Personal information
- Born: February 24, 2004 (age 22)

Sport
- Sport: Athletics
- Event: Sprint

Achievements and titles
- Personal bests: 60m: 6.53 (2025) 100 m: 9.90 (2026) 200m: 19.98 (2026)

Medal record
Men's athletics
Representing United States
World Relays
| Gold medal – first place | 2026 Gaborone | 4×100 m relay |

= Max Thomas (sprinter) =

American athlete (born 2004)

Maximilian Thomas (born February 24, 2004) is an American sprinter. He was runner-up over 100 metres at the 2025 NCAA Championships and third over 200 metres at the 2026 USA Championships.

==Early life==
From Long Beach, California, he attended Servite High School where his father, Brandon Thomas, was coach of the track team. He played soccer when he was younger, featuring for Slammers FC in Huntington Beach. He was the Orange County boys track and field athlete of the year in 2021. He later attended the University of Southern California.

==Career==
Thomas was a semi-finalist over 200 metres at the 2024 US Olympic Trials in Eugene, Oregon.

Thomas finished runner-up over 100 metres to Jordan Anthony and placed sixth in the final of the 200 metres, at the 2025 NCAA Outdoor Championships in Eugene, Oregon, helping his University of Southern California team to a share of the overall men's title. Later that month, he announced he would be foregoing his collegiate eligibility to turn professional.

Thomas reached the semi-finals of the 100 metres at the 2025 USA Outdoor Track and Field Championships finishing fourth in his heat behind Courtney Lindsey, Christian Coleman and Brandon Hicklin in 10.20 seconds into a slight headwind (-1.0 m/s).
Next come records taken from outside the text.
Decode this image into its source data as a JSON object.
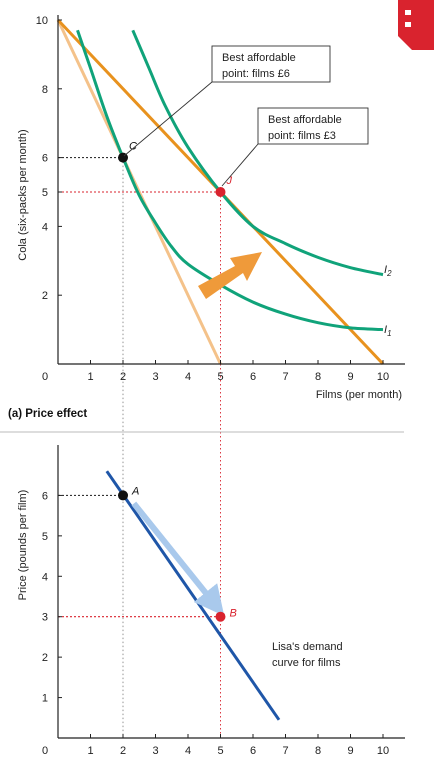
{
  "colors": {
    "budget_new": "#e8921e",
    "budget_old": "#f4c28a",
    "indifference": "#10a37a",
    "demand": "#1f56a8",
    "demand_arrow": "#a9c9ec",
    "shift_arrow": "#ef9a3a",
    "highlight": "#d9232e",
    "axis": "#222222",
    "logo": "#d9232e"
  },
  "chart_data": [
    {
      "type": "line",
      "title": "(a) Price effect",
      "xlabel": "Films (per month)",
      "ylabel": "Cola (six-packs per month)",
      "xlim": [
        0,
        10.5
      ],
      "ylim": [
        0,
        10.4
      ],
      "x_ticks": [
        "0",
        "1",
        "2",
        "3",
        "4",
        "5",
        "6",
        "7",
        "8",
        "9",
        "10"
      ],
      "y_ticks": [
        "2",
        "4",
        "5",
        "6",
        "8",
        "10"
      ],
      "series": [
        {
          "role": "budget_old",
          "x": [
            0,
            5
          ],
          "y": [
            10,
            0
          ]
        },
        {
          "role": "budget_new",
          "x": [
            0,
            10
          ],
          "y": [
            10,
            0
          ]
        },
        {
          "name": "I1",
          "label_main": "I",
          "label_sub": "1",
          "x": [
            0.6,
            1.0,
            1.5,
            2.0,
            2.5,
            3.0,
            3.5,
            4.0,
            5.0,
            6.0,
            7.0,
            8.0,
            9.0,
            10.0
          ],
          "y": [
            9.7,
            8.6,
            7.2,
            6.0,
            4.9,
            4.1,
            3.4,
            2.9,
            2.3,
            1.8,
            1.45,
            1.2,
            1.05,
            1.0
          ]
        },
        {
          "name": "I2",
          "label_main": "I",
          "label_sub": "2",
          "x": [
            2.3,
            2.8,
            3.3,
            4.0,
            5.0,
            6.0,
            7.0,
            8.0,
            9.0,
            10.0
          ],
          "y": [
            9.7,
            8.6,
            7.5,
            6.3,
            5.0,
            4.0,
            3.5,
            3.1,
            2.8,
            2.6
          ]
        }
      ],
      "points": [
        {
          "id": "C",
          "label": "C",
          "x": 2,
          "y": 6,
          "color": "#111111",
          "guide_y_label": "6"
        },
        {
          "id": "J",
          "label": "J",
          "x": 5,
          "y": 5,
          "color": "#d9232e",
          "guide_y_label": "5"
        }
      ],
      "annotations": [
        {
          "id": "ann_c",
          "line1": "Best affordable",
          "line2": "point: films £6"
        },
        {
          "id": "ann_j",
          "line1": "Best affordable",
          "line2": "point: films £3"
        }
      ]
    },
    {
      "type": "line",
      "title": "",
      "xlabel": "",
      "ylabel": "Price (pounds per film)",
      "xlim": [
        0,
        10.5
      ],
      "ylim": [
        0,
        7.2
      ],
      "x_ticks": [
        "0",
        "1",
        "2",
        "3",
        "4",
        "5",
        "6",
        "7",
        "8",
        "9",
        "10"
      ],
      "y_ticks": [
        "1",
        "2",
        "3",
        "4",
        "5",
        "6"
      ],
      "series": [
        {
          "role": "demand",
          "x": [
            1.5,
            6.8
          ],
          "y": [
            6.6,
            0.45
          ]
        }
      ],
      "points": [
        {
          "id": "A",
          "label": "A",
          "x": 2,
          "y": 6,
          "color": "#111111",
          "guide_y_label": "6"
        },
        {
          "id": "B",
          "label": "B",
          "x": 5,
          "y": 3,
          "color": "#d9232e",
          "guide_y_label": "3"
        }
      ],
      "annotations": [
        {
          "id": "ann_demand",
          "line1": "Lisa's demand",
          "line2": "curve for films"
        }
      ]
    }
  ]
}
At the same championships, he reached the final of the 200 metres, placing ninth overall.

Thomas placed fourth in the final of the 60 metres at the 2026 USA Indoor Track and Field Championships in New York, running 6.55 seconds.

At the Florida Relays in April 2026 Thomas ran a personal best 9.90 seconds (+1.2) for the 100 metres. Later that month at the Tom Jones Invitational in Gainesville, Florida Thomas ran the 200 m in a personal best 19.98 seconds, finishing behind Noah Lyles. He was named in the United States team for the 2026 World Athletics Relays in Gaborone, Botswana. He ran in the men's 4 x 100 m alongside Ronnie Baker, Lance Lang and Pjai Austin as the team won the opening heat with a time of 37.77 seconds. The following day, the quartet won the final in a time of 37.43 seconds ahead of defending champions South Africa who set a new African record.

On 24 July, he was a finalist at the 2026 USA Outdoor Track and Field Championships over 100 metres. The following day, he returned to the championships and placed third in the 200 metres final, with Thomas and second-placed Brandon Hicklin both finishing in 20.29 seconds, behind Garrett Kaalund.